“What role does each individual Jew who lives an ‘ordinary’ life play in the chosen collective that is Klal Yisrael?
Just as all the mitzvot and all the spiritual and moral imperatives are imposed upon every individual Jew without exception, so too is the potential for greatness the heritage of every Jew.
Not only is it an attribute of the Jewish collective, but it is engraved on the being, on the soul of every single Jew.
The deepest understanding of this characteristic of each Jewish neshomah (soul) is found in the Torat HaKabbalah, the mystical aspect of Torah instruction, as it is expounded upon and interpreted through the teachings of Rabbi Schneur Zalman, founder of Chabad, who is reverently known as the Alter Rebbe.
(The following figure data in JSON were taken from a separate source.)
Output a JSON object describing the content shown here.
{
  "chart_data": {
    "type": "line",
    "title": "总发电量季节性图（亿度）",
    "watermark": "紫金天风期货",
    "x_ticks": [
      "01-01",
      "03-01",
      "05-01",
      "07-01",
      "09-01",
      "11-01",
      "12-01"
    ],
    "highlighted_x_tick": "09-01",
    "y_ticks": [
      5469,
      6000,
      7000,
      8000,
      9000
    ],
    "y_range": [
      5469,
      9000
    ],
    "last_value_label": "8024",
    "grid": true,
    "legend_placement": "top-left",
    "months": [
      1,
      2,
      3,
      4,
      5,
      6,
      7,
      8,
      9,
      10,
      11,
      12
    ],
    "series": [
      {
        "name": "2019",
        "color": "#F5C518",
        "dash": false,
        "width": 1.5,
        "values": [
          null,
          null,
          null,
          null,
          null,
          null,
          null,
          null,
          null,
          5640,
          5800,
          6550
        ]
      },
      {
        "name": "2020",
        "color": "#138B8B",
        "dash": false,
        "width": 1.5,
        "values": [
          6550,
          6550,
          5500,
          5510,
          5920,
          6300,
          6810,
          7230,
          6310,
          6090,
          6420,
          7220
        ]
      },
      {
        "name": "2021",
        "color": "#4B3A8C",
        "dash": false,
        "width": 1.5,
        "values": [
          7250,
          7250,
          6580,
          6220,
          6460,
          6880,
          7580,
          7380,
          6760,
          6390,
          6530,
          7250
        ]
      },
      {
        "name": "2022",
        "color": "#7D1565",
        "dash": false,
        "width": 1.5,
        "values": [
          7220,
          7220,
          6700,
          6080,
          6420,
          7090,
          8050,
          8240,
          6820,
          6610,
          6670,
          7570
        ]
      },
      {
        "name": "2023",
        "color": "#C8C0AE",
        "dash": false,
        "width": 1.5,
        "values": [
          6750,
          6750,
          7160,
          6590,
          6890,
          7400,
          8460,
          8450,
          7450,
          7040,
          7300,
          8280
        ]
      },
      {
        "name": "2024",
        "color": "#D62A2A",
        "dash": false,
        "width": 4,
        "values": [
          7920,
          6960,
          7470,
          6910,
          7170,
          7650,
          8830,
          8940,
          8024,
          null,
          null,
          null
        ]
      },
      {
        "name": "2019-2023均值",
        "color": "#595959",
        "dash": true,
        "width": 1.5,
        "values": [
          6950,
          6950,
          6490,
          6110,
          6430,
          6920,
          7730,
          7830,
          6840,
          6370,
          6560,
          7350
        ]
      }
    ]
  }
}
In the Alter Rebbe’s approach, the greatness of the Jewish people and their uniqueness begins with, and is composed of, the hidden strength in every Jew, no matter how low he has sunk, and no matter how sinful he be.
It is this hidden strength that makes even such a Jew ready to give up his life: to die when forced to choose between renouncing his Jewishness or losing his life.
This power to withstand the ultimate test of human endurance, to give one’s life so as not to compromise the collective Jewish holiness, is the manifestation of the uniqueness of the nation as a collective, and the Jew as an individual.
This capacity is not confined to the great and the wise among our people; it is shared by every Jew, great and small, learned or illiterate, even by a Jew who has throughout his lifetime turned his back on all of the Torah imperatives and led a life virtually devoid of mitzvot.
A Jew, given the option of choosing the publicly denying of God and renouncing his Jewishness, or death, will choose to die rather than cut off his neshomah from Klal Yisrael.”